Monday, July 19, 2010

Intrinsic Motivation: the only way to go for schools

Have you ever said to your students, “Missing this assignment will affect your report card!”? Have you ever given out pizza coupons for reading books? Pencils for returning an important newsletter? How do you feel about honour roll for students above an 80% average? Have you ever bribed kids with marks to read or do homework? Pay children to complete tasks? Pay children for marks on a report card?


How effective are these methods? Do you do persist in using rewards even though you don’t believe they work? What is the alternative?


Daniel Pink talks about intrinsic motivation in his book “Drive”. He makes a strong case that extrinsic motivation does not work. He cites a study that only 50% of the U.S. work force is engaged at work. The rest are unengaged and unmotivated. In a study in Sweden, blood donors were paid to give blood. The number of donors actually went down. Pizza coupons given out for reading in elementary school has little or a negative effect. Offering increased pay for increased engagement and productivity is not effective.
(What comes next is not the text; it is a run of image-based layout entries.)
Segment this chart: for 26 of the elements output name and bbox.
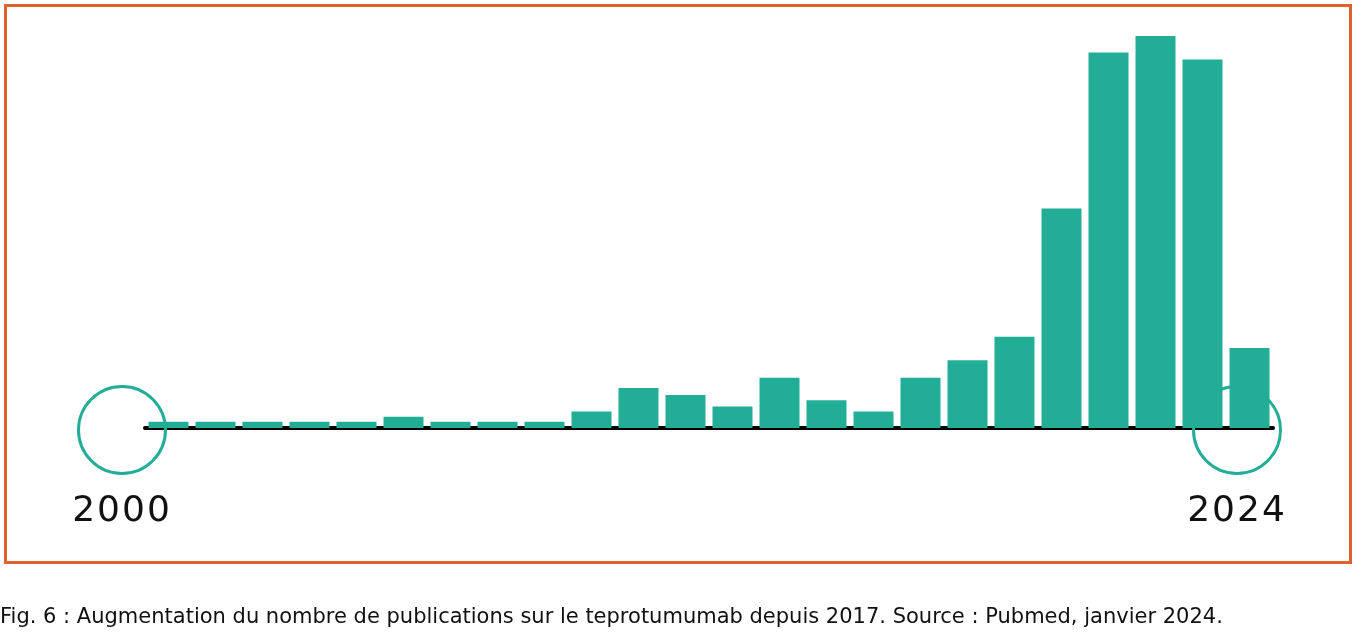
bar (994, 336, 1035, 428)
bar (806, 400, 847, 428)
bar (242, 421, 283, 428)
bar (430, 421, 471, 428)
text: 2024 (1186, 488, 1288, 529)
bar (336, 421, 377, 428)
bar (1229, 348, 1270, 428)
text: 2000 (71, 488, 173, 529)
bar (947, 360, 988, 428)
bar (289, 421, 330, 428)
bar (665, 395, 706, 428)
bar (853, 411, 894, 428)
bar (195, 421, 236, 428)
bar (759, 377, 800, 428)
bar (1041, 208, 1082, 428)
bar (383, 416, 424, 428)
bar (900, 377, 941, 428)
bar (1135, 36, 1176, 428)
bar (571, 411, 612, 428)
bar (1182, 59, 1223, 428)
bar (712, 406, 753, 428)
bar (477, 421, 518, 428)
bar (618, 388, 659, 428)
bar (1088, 52, 1129, 428)
caption: Fig. 6 : Augmentation du nombre de publications sur le teprotumumab depuis 2017. Source : Pubmed, janvier 2024. (0, 604, 1224, 628)
bar (524, 421, 565, 428)
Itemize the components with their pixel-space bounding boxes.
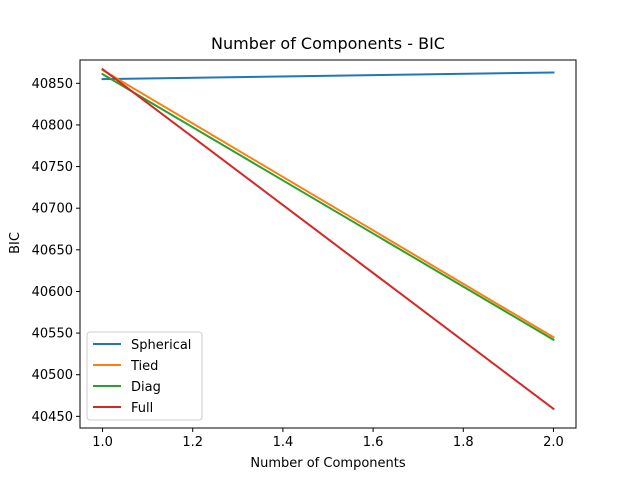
chart-title: Number of Components - BIC (211, 34, 445, 53)
legend-label-spherical: Spherical (131, 338, 191, 353)
y-tick-label: 40700 (32, 202, 73, 217)
x-tick-label: 1.4 (273, 435, 294, 450)
axes-layer: 1.0 1.2 1.4 1.6 1.8 2.0 40450 40500 40550 40600 40… (32, 59, 577, 450)
y-tick-label: 40500 (32, 368, 73, 383)
x-tick-label: 1.2 (182, 435, 203, 450)
legend-label-diag: Diag (131, 380, 161, 395)
x-tick-label: 2.0 (543, 435, 564, 450)
x-tick-label: 1.8 (453, 435, 474, 450)
series-line-spherical (101, 71, 555, 81)
axes-frame (79, 59, 577, 429)
y-tick-label: 40800 (32, 118, 73, 133)
x-tick-label: 1.6 (363, 435, 384, 450)
series-line-diag (101, 72, 555, 342)
x-axis-label: Number of Components (250, 456, 405, 471)
y-tick-label: 40450 (32, 410, 73, 425)
legend-box (86, 331, 203, 421)
legend-label-tied: Tied (130, 359, 158, 374)
series-line-tied (101, 68, 555, 339)
y-tick-label: 40550 (32, 327, 73, 342)
series-line-full (101, 67, 555, 411)
legend: Spherical Tied Diag Full (86, 331, 203, 421)
series-layer (101, 67, 555, 411)
y-tick-label: 40850 (32, 77, 73, 92)
x-tick-label: 1.0 (92, 435, 113, 450)
y-tick-label: 40600 (32, 285, 73, 300)
y-tick-label: 40650 (32, 243, 73, 258)
y-tick-label: 40750 (32, 160, 73, 175)
y-axis-label: BIC (8, 232, 23, 254)
legend-label-full: Full (131, 401, 153, 416)
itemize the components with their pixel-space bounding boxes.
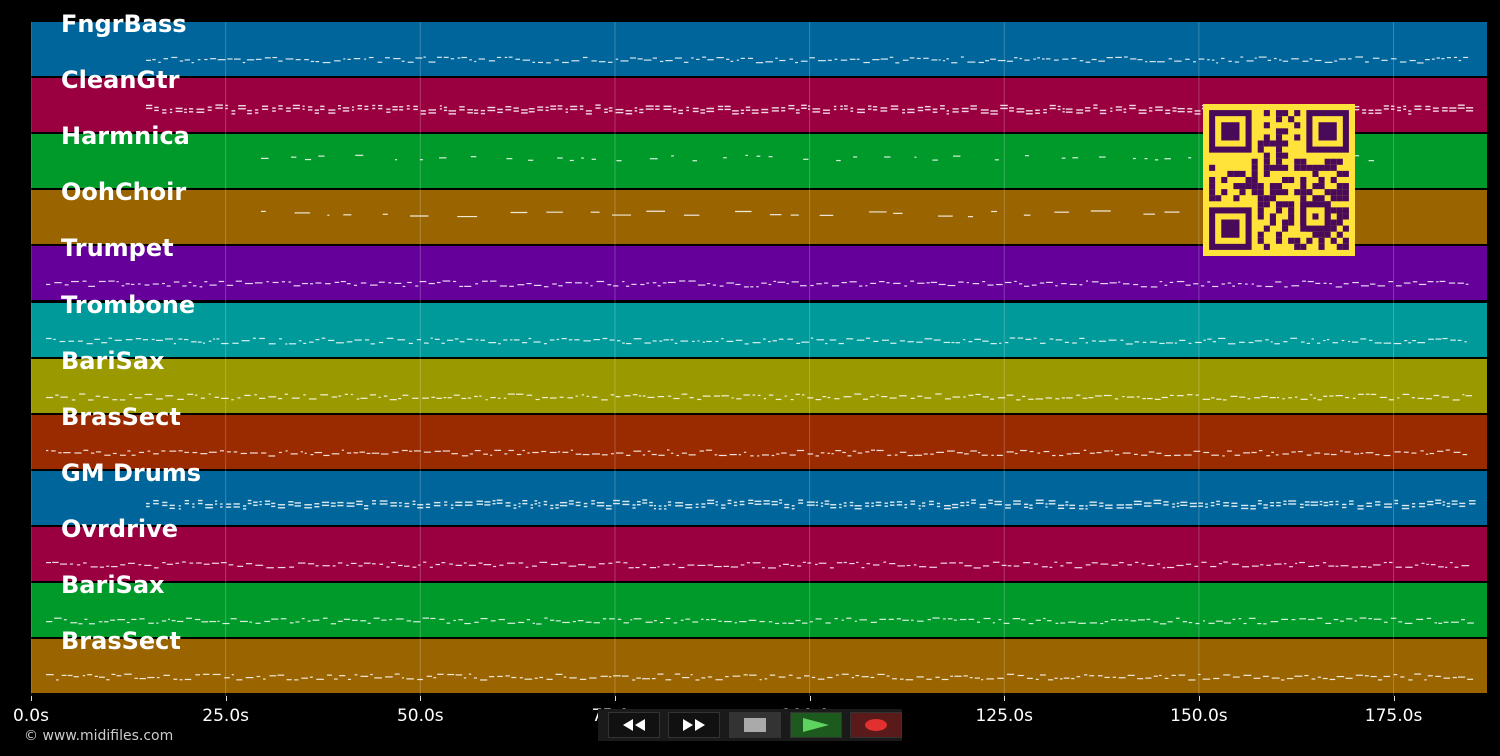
track-name-label: OohChoir	[61, 178, 187, 206]
record-button[interactable]	[850, 712, 902, 738]
track-lane[interactable]	[31, 527, 1487, 581]
note-pattern	[46, 337, 1467, 345]
track-lane[interactable]	[31, 583, 1487, 637]
track-name-label: CleanGtr	[61, 66, 180, 94]
rewind-icon	[623, 719, 645, 731]
axis-tick-label: 25.0s	[202, 706, 249, 726]
track-name-label: BariSax	[61, 347, 165, 375]
fast-forward-icon	[683, 719, 705, 731]
note-pattern	[46, 561, 1470, 569]
piano-roll[interactable]	[31, 22, 1487, 696]
axis-tick	[1198, 696, 1200, 701]
note-pattern	[46, 449, 1468, 457]
note-pattern	[46, 393, 1472, 401]
play-icon	[803, 718, 829, 732]
play-button[interactable]	[790, 712, 842, 738]
track-name-label: BrasSect	[61, 403, 181, 431]
axis-tick	[1004, 696, 1006, 701]
qr-code-icon	[1203, 104, 1355, 256]
track-lane[interactable]	[31, 303, 1487, 357]
record-icon	[865, 719, 887, 731]
track-name-label: FngrBass	[61, 10, 187, 38]
axis-tick	[31, 696, 32, 701]
axis-tick-label: 150.0s	[1170, 706, 1228, 726]
axis-tick	[420, 696, 422, 701]
axis-tick	[1393, 696, 1395, 701]
note-pattern	[46, 617, 1474, 625]
copyright-text: © www.midifiles.com	[24, 728, 174, 744]
note-pattern	[146, 499, 1476, 510]
note-pattern	[46, 673, 1474, 681]
track-lane[interactable]	[31, 415, 1487, 469]
axis-tick	[225, 696, 227, 701]
track-name-label: Ovrdrive	[61, 515, 179, 543]
track-name-label: Harmnica	[61, 122, 190, 150]
note-pattern	[46, 280, 1469, 288]
track-lane[interactable]	[31, 359, 1487, 413]
track-name-label: GM Drums	[61, 459, 202, 487]
track-name-label: BrasSect	[61, 627, 181, 655]
track-lane[interactable]	[31, 22, 1487, 76]
stop-icon	[744, 718, 766, 732]
axis-tick-label: 125.0s	[975, 706, 1034, 726]
track-name-label: BariSax	[61, 571, 165, 599]
track-name-label: Trombone	[61, 291, 196, 319]
axis-tick-label: 0.0s	[13, 706, 49, 726]
track-name-label: Trumpet	[61, 234, 174, 262]
transport-bar	[598, 709, 902, 741]
axis-tick	[614, 696, 616, 701]
track-lane[interactable]	[31, 639, 1487, 693]
note-pattern	[146, 56, 1469, 64]
axis-tick	[809, 696, 811, 701]
fast-forward-button[interactable]	[668, 712, 720, 738]
axis-tick-label: 50.0s	[396, 706, 444, 726]
track-lane[interactable]	[31, 471, 1487, 525]
rewind-button[interactable]	[608, 712, 660, 738]
stop-button[interactable]	[729, 712, 781, 738]
axis-tick-label: 175.0s	[1364, 706, 1423, 726]
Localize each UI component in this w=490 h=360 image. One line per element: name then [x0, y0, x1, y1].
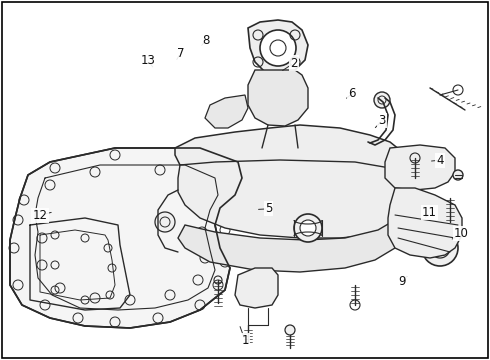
Polygon shape	[205, 95, 248, 128]
Text: 13: 13	[141, 54, 155, 67]
Circle shape	[285, 325, 295, 335]
Circle shape	[155, 212, 175, 232]
Text: 1: 1	[241, 334, 249, 347]
Polygon shape	[388, 188, 462, 258]
Circle shape	[374, 92, 390, 108]
Text: 4: 4	[436, 154, 444, 167]
Polygon shape	[178, 160, 402, 238]
Text: 3: 3	[378, 114, 386, 127]
Polygon shape	[235, 268, 278, 308]
Text: 11: 11	[422, 206, 437, 219]
Text: 10: 10	[454, 227, 469, 240]
Text: 5: 5	[265, 202, 272, 215]
Text: 7: 7	[176, 47, 184, 60]
Polygon shape	[10, 148, 242, 328]
Text: 12: 12	[33, 209, 48, 222]
Circle shape	[294, 214, 322, 242]
Text: 6: 6	[348, 87, 356, 100]
Text: 9: 9	[398, 275, 406, 288]
Text: 8: 8	[202, 34, 210, 47]
Circle shape	[300, 220, 316, 236]
Circle shape	[260, 30, 296, 66]
Circle shape	[422, 230, 458, 266]
Circle shape	[430, 238, 450, 258]
Polygon shape	[175, 125, 400, 170]
Polygon shape	[178, 220, 400, 272]
Polygon shape	[385, 145, 455, 190]
Polygon shape	[248, 20, 308, 75]
Polygon shape	[248, 70, 308, 126]
Circle shape	[453, 170, 463, 180]
Text: 2: 2	[290, 57, 298, 69]
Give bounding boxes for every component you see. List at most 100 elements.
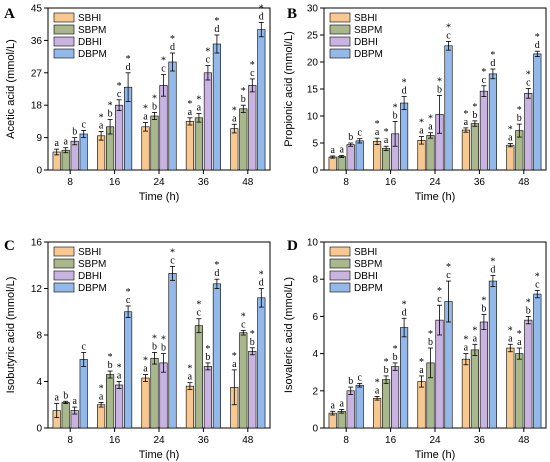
significance-letter: c [126, 295, 131, 306]
significance-star: * [419, 118, 424, 129]
significance-star: * [428, 329, 433, 340]
significance-letter: a [508, 133, 513, 144]
y-tick-label: 8 [36, 331, 42, 342]
significance-letter: b [472, 110, 477, 121]
bar-sbhi [328, 156, 337, 171]
bar-dbhi [70, 140, 79, 171]
bar-sbpm [382, 379, 391, 429]
x-tick-label: 8 [343, 435, 349, 446]
significance-letter: b [526, 305, 531, 316]
bar-dbpm [168, 61, 177, 171]
significance-star: * [384, 127, 389, 138]
bar-sbpm [239, 108, 248, 171]
bar-dbpm [355, 384, 364, 429]
significance-letter: a [464, 117, 469, 128]
significance-star: * [384, 357, 389, 368]
significance-star: * [428, 114, 433, 125]
bar-sbhi [461, 129, 470, 171]
bar-dbhi [203, 366, 212, 429]
bar-sbpm [382, 148, 391, 171]
legend-label: SBHI [78, 247, 101, 258]
y-tick-label: 8 [312, 275, 318, 286]
x-tick-label: 24 [429, 177, 441, 188]
legend-swatch-dbhi [329, 36, 351, 47]
significance-star: * [375, 119, 380, 130]
bar-dbpm [168, 273, 177, 429]
significance-star: * [490, 50, 495, 61]
bar-dbpm [124, 311, 133, 429]
y-tick-label: 15 [307, 85, 319, 96]
significance-star: * [463, 335, 468, 346]
legend-label: DBHI [354, 37, 378, 48]
x-tick-label: 48 [518, 177, 530, 188]
bar-sbpm [239, 332, 248, 429]
significance-letter: a [375, 385, 380, 396]
bar-dbhi [346, 144, 355, 171]
x-tick-label: 48 [518, 435, 530, 446]
significance-star: * [526, 69, 531, 80]
bar-sbpm [337, 156, 346, 171]
significance-letter: a [473, 333, 478, 344]
significance-star: * [170, 247, 175, 258]
significance-star: * [375, 377, 380, 388]
significance-letter: b [393, 110, 398, 121]
significance-letter: a [464, 343, 469, 354]
significance-star: * [232, 105, 237, 116]
significance-star: * [241, 86, 246, 97]
significance-letter: b [428, 337, 433, 348]
significance-star: * [161, 335, 166, 346]
bar-dbhi [248, 85, 257, 171]
y-tick-label: 2 [312, 386, 318, 397]
panel-letter: B [287, 6, 297, 22]
bar-sbpm [106, 374, 115, 429]
significance-letter: b [384, 365, 389, 376]
significance-letter: a [508, 333, 513, 344]
significance-letter: a [197, 102, 202, 113]
legend-label: SBHI [78, 13, 101, 24]
significance-letter: a [54, 138, 59, 149]
significance-star: * [393, 344, 398, 355]
significance-letter: a [428, 122, 433, 133]
bar-dbpm [488, 73, 497, 171]
significance-letter: d [490, 264, 495, 275]
x-tick-label: 16 [385, 177, 397, 188]
significance-star: * [196, 94, 201, 105]
legend-swatch-dbpm [329, 282, 351, 293]
significance-letter: a [232, 359, 237, 370]
bar-dbhi [159, 362, 168, 429]
significance-star: * [526, 297, 531, 308]
significance-letter: d [402, 86, 407, 97]
significance-letter: b [517, 113, 522, 124]
bar-dbpm [400, 102, 409, 171]
significance-star: * [152, 333, 157, 344]
y-tick-label: 25 [307, 31, 319, 42]
significance-letter: c [535, 279, 540, 290]
significance-letter: b [161, 343, 166, 354]
significance-letter: c [357, 372, 362, 383]
significance-star: * [170, 34, 175, 45]
legend-label: SBPM [78, 259, 106, 270]
y-tick-label: 10 [307, 112, 319, 123]
significance-star: * [250, 60, 255, 71]
bar-sbpm [337, 410, 346, 429]
x-tick-label: 24 [153, 435, 165, 446]
legend-label: SBPM [78, 25, 106, 36]
y-tick-label: 0 [36, 424, 42, 435]
y-tick-label: 45 [31, 4, 43, 15]
significance-star: * [259, 270, 264, 281]
bar-sbhi [417, 381, 426, 429]
bar-dbpm [212, 43, 221, 171]
significance-letter: a [99, 120, 104, 131]
x-tick-label: 16 [109, 177, 121, 188]
bar-dbhi [115, 104, 124, 171]
bar-sbhi [373, 397, 382, 429]
significance-letter: d [490, 58, 495, 69]
bar-sbpm [61, 149, 70, 171]
legend-swatch-sbpm [329, 258, 351, 269]
significance-letter: a [117, 371, 122, 382]
significance-star: * [117, 81, 122, 92]
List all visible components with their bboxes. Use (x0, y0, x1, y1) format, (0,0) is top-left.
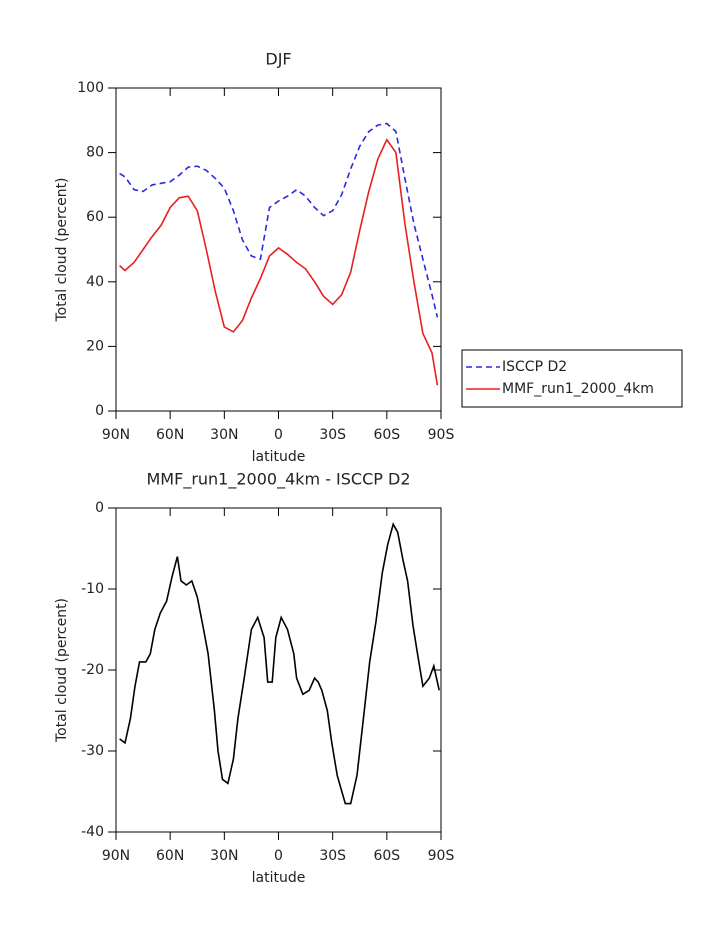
plot-frame (115, 507, 442, 833)
data-line (119, 138, 439, 386)
x-tick-label: 90S (428, 427, 455, 443)
y-tick-label: 100 (77, 80, 104, 96)
y-tick-label: -20 (81, 662, 104, 678)
chart-title: MMF_run1_2000_4km - ISCCP D2 (147, 470, 411, 490)
x-tick-label: 30N (210, 427, 238, 443)
legend-label: MMF_run1_2000_4km (502, 381, 654, 397)
y-tick-label: 40 (86, 274, 104, 290)
chart-title: DJF (265, 50, 291, 69)
y-tick-label: 20 (86, 338, 104, 354)
y-tick-label: 80 (86, 145, 104, 161)
x-tick-label: 30S (319, 427, 346, 443)
x-tick-label: 30S (319, 848, 346, 864)
y-axis-label: Total cloud (percent) (54, 177, 70, 322)
data-line (119, 122, 439, 318)
y-tick-label: -40 (81, 824, 104, 840)
x-tick-label: 60S (373, 848, 400, 864)
x-tick-label: 90S (428, 848, 455, 864)
x-tick-label: 60N (156, 427, 184, 443)
y-tick-label: 0 (95, 403, 104, 419)
y-tick-label: -30 (81, 743, 104, 759)
plot-frame (115, 87, 442, 412)
y-tick-label: 60 (86, 209, 104, 225)
y-axis-label: Total cloud (percent) (54, 598, 70, 743)
x-axis-label: latitude (252, 870, 306, 886)
x-tick-label: 60N (156, 848, 184, 864)
x-tick-label: 90N (102, 848, 130, 864)
x-tick-label: 0 (274, 848, 283, 864)
x-tick-label: 60S (373, 427, 400, 443)
legend-box (461, 349, 683, 408)
data-line (119, 522, 440, 805)
legend-label: ISCCP D2 (502, 359, 567, 375)
x-tick-label: 90N (102, 427, 130, 443)
x-tick-label: 30N (210, 848, 238, 864)
y-tick-label: -10 (81, 581, 104, 597)
x-axis-label: latitude (252, 449, 306, 465)
x-tick-label: 0 (274, 427, 283, 443)
y-tick-label: 0 (95, 500, 104, 516)
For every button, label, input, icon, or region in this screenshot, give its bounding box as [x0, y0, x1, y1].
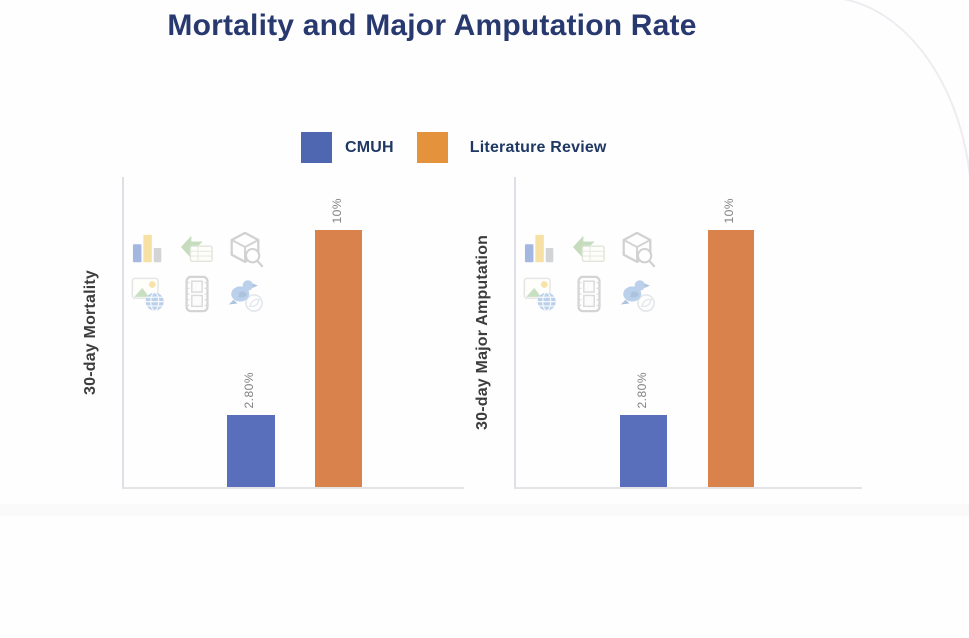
3d-model-icon	[616, 229, 658, 268]
video-icon	[176, 274, 218, 313]
bar-value-label: 2.80%	[634, 372, 649, 409]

He argues that extrinsic motivation can:


  1. extinguish intrinsic motivation

  2. decrease performance

  3. foster short term thinking

  4. crush creativity

  5. encourage cheating

  6. become addictive


Intrinsic motivation increases engagement, performance, creativity, satisfaction, long term thinking and, one might argue, becomes addictive. He describes heuristic activities as enjoyable in the process of the “doing”, with no set path towards success, no one right way to the end product. It is often in these activities that “flow” can be achieved. The motivation for the task lays in the task itself, not the product and certainly not the reward.


The opposite of heuristic are algorithmic tasks, where there is one set, correct path to one correct outcome. I think some people can be fully engaged and intrinsically motivated in algorithmic tasks, depending on their personality and learning style.


People want to be intrinsically motivated as suggested by the things like the rising demand for “vocation vacations”, where tourists travel to volunteer in another country. He talks a lot about companies like Google and 3M who give their employees 20% of work time (Fedex. Days) to create projects of their own. In fact, Google employees created products such as google translate, orkut, talk and sky during their Fedex. time. His main argument is that intrinsic motivation emerges when people have autonomy over their:


1. Task- having some choice as to what they work on


2. Time- having some choice as to when they do the work


3. Technique- having some choice as to how they choose to complete the task


4. Team- having some choice as to who they work with on the task


He includes a chapter on education. He makes several recommendations for teachers and parents. They are:


1. Change from assigning “home work” to “home learning”. Tasks to be completed at home should increase intrinsic motivation by being interesting and involve real thinking, creating and problem solving.


2. Consider having Fed. Ex. time in your classroom for the students to create and learn about something of their own choosing. They will still need to be held accountable for their time and a framework will need to be provided for them to succeed in this new way of learning.


3. Teachers need to become facilitators of learning and assessment for learning. Students should be given the responsibility for assessing their own work. Consider “Do It Yourself” (DIY) Report Cards.


4. Do not give out rewards for tasks. One might argue that marks in school are irrelevant. (Joe Bower)


5. Praise effort and hard work, not intelligence.


6. Make sure the curriculum is relevant to them in some way, often this is accomplished through giving some choices as to what to learn, how to learn it and how to communicate that learning (Kohn).


7. Make kids teachers. Let them make decisions, develop rubrics, teach one another, collaborate, assess.


I would recommend this book for anyone in business or education. What does this mean for your classroom and school?

1 comment:

  1. This was one of my favorite reads of the year. Interestingly,as we try to change high schools, specifically using marks as extrinsic controls, everyone resists because we need to "prepare them for work." Pink makes a great case for how making school intrinsically rewarding is preparing them for work. We will also be preparing them seek those better workplaces where they are engaged.